Everywhere you look, people are talking about “Millennials”—the generation of Americans born roughly between 1980 and 2000 that grew up in a largely digital world. All too often, out-of-touch Baby Boomers unjustly criticize Millennials. Older generations tend to stereotype Millennials as being “anti-social,” “lazy,” and “entitled.”
Once in a while though, somebody says something positive about Millennials. Such is the case with The New York Times, a publication that has seen it’s fair share of Millennial bashing. The New York Times recently wrote a piece about how Millennials are changing the world of philanthropy.
The gist of the article is that Millennials don’t give in the same way that their parents and grandparents did. While they’re just as likely to volunteer and donate, they’re also willing to leverage their social networks. Millennials use their personal connections to help draw support for the causes they care about.
Millennials have also proven to be more concerned with causes rather than organizations. As such, Millennials often demand that groups to which they donate to operate with full-blown transparency. Millennials are very picky when it comes to how much of a donation goes towards helping people and how much goes towards administrative costs.
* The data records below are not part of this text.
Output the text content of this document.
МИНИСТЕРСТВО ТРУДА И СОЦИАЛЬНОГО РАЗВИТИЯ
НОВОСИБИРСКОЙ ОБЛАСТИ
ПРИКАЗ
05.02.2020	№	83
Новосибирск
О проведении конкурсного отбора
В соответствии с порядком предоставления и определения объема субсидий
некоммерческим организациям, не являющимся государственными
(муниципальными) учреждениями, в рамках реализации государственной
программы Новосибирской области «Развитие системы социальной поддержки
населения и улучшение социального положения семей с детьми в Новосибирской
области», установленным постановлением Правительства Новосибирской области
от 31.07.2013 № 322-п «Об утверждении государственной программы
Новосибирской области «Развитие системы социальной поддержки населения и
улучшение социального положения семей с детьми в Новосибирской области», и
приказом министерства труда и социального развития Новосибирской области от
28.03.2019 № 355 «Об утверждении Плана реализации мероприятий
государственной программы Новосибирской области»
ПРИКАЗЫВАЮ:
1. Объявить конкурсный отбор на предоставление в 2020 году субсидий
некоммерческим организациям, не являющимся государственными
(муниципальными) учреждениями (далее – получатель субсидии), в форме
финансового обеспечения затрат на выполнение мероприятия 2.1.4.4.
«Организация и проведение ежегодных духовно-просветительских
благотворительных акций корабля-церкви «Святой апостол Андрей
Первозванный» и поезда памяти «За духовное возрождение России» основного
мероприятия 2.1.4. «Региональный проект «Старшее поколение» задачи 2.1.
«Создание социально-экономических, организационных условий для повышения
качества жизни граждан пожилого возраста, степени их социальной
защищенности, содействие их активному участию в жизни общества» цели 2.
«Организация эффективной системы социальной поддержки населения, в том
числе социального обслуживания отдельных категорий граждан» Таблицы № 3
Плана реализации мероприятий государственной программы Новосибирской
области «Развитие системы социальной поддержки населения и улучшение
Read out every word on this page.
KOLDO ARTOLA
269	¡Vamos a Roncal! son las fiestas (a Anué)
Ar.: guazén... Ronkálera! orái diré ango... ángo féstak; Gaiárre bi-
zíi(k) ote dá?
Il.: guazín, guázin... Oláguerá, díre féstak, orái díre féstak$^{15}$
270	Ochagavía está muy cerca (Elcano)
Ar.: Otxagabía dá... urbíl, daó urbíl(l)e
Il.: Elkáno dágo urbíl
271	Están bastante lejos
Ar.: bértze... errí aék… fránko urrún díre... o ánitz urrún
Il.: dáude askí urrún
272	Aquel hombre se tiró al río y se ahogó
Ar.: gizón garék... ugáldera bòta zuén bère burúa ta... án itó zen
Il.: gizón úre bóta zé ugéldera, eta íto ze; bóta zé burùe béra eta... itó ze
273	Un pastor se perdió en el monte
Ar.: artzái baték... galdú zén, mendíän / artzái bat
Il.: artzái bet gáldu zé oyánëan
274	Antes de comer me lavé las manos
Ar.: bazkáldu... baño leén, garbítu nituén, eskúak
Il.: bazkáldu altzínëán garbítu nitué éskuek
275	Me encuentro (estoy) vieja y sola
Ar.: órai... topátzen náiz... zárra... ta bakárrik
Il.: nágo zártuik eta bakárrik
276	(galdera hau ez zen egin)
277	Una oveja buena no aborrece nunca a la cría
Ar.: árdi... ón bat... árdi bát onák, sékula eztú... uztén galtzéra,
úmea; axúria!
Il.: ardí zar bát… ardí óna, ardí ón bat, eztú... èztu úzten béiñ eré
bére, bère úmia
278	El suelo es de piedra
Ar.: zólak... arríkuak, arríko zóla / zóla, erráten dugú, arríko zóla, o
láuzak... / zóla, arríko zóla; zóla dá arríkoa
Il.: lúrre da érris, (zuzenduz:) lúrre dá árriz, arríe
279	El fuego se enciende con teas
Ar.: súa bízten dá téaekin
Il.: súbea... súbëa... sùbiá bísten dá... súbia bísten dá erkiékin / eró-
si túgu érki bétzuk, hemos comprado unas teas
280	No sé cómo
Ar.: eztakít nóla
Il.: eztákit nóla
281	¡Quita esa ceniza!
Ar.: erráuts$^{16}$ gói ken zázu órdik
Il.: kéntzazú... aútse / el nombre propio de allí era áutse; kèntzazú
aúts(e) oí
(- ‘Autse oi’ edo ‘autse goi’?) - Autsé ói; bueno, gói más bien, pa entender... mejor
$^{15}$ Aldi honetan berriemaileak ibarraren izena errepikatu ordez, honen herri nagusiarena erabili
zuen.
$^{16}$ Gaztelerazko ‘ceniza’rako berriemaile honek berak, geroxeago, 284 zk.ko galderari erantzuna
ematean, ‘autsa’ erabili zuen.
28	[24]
Millennials value nonprofits that put the majority of their donations towards their mission rather than managerial costs.
They also want to see how their gifts are impacting people, whether that’s by hearing about the specific people they are helping, or through more broad terms, like frequent updates from the organization on how their gifts are being put into action. The days of writing a check or plunking money into a jar and then forgetting about it are over. Millennials are deeply connected with one another and the world around them, and they want to be connected to their charitable efforts as well.